И досадно, грустно стало на душе. Ты живешь себе в городе, зарабатываешь деньги, читаешь книги, ходишь на концерты, выставки и кино, и все это тебя не очень удовлетворяет, все это кажется невсамделишным, искусственным, что ли. Но ты знаешь, что у тебя есть малая родина и что там все настоящее, и все на свете сравниваешь с тем, что оставил там, а по ночам тебе не спится, ты тоскуешь, думая о том, как прекрасна твоя родная земля, какие там чистые люди, как умеют трудиться и радоваться, и загадываешь когда-нибудь насовсем вернуться туда, а сам чувствуешь, что это самообман, самоуспокоение, что ты полностью захвачен, опутан этим ненадежным, утлым существованием, называемым культурным образом жизни. Потом ты засыпаешь наконец, и тебе снится все та же малая родина, и опять тебе нет покоя, ты взволнован, счастлив – ты весь во власти прошлого!..

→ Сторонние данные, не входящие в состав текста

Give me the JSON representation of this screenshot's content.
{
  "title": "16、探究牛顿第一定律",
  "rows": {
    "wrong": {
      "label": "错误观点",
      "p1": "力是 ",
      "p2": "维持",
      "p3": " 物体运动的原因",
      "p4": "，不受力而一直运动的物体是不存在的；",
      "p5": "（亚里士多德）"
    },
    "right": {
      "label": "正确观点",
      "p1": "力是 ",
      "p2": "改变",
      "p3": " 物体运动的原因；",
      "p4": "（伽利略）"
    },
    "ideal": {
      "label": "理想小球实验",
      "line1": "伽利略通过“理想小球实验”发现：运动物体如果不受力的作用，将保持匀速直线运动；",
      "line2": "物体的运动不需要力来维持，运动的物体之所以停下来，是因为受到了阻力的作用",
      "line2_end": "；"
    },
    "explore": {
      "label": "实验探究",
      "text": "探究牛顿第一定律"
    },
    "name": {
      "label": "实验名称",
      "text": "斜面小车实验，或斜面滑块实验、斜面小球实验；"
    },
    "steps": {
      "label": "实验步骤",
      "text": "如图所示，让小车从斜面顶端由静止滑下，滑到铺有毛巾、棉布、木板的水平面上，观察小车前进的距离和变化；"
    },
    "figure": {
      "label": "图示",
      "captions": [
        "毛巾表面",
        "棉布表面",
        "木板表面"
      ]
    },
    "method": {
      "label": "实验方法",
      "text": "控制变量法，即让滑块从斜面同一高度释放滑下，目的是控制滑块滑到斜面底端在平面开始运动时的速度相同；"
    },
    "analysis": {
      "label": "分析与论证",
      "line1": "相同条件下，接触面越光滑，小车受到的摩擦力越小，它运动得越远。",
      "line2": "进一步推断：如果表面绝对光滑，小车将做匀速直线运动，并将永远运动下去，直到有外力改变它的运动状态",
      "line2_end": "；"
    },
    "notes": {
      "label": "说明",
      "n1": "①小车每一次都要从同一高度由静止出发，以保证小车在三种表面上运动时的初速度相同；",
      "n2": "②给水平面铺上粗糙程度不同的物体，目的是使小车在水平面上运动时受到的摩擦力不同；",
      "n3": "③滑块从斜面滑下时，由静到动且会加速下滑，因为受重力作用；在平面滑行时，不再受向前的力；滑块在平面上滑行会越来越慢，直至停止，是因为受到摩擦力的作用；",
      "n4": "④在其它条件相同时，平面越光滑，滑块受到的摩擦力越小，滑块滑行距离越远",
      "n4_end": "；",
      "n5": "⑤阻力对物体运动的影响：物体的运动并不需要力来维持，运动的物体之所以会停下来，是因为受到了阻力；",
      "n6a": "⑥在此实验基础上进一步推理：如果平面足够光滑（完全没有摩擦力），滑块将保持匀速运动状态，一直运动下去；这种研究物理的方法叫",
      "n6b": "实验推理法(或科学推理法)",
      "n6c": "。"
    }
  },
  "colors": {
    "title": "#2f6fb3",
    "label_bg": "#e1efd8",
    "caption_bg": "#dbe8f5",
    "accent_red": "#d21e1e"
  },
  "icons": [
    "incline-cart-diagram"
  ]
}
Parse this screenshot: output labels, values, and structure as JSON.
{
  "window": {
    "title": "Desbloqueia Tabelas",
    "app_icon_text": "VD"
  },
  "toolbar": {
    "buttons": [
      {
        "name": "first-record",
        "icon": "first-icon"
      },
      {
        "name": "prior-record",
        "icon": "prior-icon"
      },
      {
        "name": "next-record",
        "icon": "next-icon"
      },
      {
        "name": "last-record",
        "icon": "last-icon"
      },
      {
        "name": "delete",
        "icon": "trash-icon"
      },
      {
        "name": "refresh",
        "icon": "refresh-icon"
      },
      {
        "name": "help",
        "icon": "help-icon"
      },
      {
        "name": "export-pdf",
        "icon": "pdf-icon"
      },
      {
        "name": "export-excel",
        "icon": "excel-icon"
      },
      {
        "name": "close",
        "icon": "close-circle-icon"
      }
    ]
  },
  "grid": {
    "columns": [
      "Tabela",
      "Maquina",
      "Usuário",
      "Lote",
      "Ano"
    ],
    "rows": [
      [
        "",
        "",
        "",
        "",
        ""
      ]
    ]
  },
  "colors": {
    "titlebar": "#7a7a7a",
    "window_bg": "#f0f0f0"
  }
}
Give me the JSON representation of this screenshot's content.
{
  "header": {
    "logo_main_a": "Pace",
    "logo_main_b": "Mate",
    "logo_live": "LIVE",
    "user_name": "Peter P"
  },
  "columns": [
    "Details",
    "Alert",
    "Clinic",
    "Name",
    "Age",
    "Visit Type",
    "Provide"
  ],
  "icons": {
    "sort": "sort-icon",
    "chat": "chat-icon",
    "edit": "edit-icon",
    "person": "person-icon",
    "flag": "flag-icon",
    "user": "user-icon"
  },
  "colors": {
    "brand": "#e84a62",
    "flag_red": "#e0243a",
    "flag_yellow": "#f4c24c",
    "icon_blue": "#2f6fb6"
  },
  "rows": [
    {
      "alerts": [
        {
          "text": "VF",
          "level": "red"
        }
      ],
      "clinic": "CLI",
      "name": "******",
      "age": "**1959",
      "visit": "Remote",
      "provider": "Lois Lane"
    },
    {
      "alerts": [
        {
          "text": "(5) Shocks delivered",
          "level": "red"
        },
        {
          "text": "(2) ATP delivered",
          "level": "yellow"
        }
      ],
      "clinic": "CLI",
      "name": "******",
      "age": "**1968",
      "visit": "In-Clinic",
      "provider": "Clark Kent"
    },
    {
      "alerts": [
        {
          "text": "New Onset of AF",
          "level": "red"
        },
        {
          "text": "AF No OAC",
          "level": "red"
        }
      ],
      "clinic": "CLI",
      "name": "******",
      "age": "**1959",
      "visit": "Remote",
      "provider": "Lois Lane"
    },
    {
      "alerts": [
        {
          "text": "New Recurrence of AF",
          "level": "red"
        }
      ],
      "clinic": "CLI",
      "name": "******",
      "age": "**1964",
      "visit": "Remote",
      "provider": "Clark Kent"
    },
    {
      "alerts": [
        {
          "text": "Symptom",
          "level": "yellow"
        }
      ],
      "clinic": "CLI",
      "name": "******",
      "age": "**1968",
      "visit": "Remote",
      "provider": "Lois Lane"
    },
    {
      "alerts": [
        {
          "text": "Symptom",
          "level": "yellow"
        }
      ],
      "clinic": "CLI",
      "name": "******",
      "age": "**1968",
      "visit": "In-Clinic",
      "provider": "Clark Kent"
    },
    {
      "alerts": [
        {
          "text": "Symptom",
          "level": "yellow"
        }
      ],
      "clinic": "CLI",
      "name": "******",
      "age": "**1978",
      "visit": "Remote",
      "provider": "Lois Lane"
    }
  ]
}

Наконец они кончили играть. Володик выиграл-таки. Довольный, он вскочил из-за стола и, гордо и чуть насмешливо поглядев на отца, выпалил с задором:

Ну, что я говорил? Говорил, что тебе не одолеть меня, говорил?..

Но дядя Ваан, казалось, потерял интерес к игре – он с явным безразличием отмахнулся от сына, в задумчивости поскреб жесткую недельную щетину.

Ему прямо до твоей игры сейчас, – поддерживая мужа, выговорила тетя Нора сыну. – Твоего отца так поддели на этот раз, что он не скоро в себя придет.

Дядя Ваан резко покосился на жену, и она примолкла. Она взяла куполообразный прокопченный садж, установила на треногу, чтобы начать печь афар. Тесто уже раскатала, крапиву мелко-мелко нарубила, орехи растолкла, вынесла из подпола седую от пыли бутыль алычовой приправы.

Да, но что же стряслось с дядей Вааном? Кто и как поддел его? О чем это говорила тетя Нора?

Я спросил об этом у дяди Ваана. Но он не ответил. Я осторожно, стараясь не быть назойливым, повторил свой вопрос. Он снова промолчал, лишь в непонятной грустной усмешке вздернул плечами. И тетя Нора не выдержала, сказала:

С бригадирства опять турнули – вот что. С каким трудом наладил дело, навел порядок и вот дождался заместо благодарности.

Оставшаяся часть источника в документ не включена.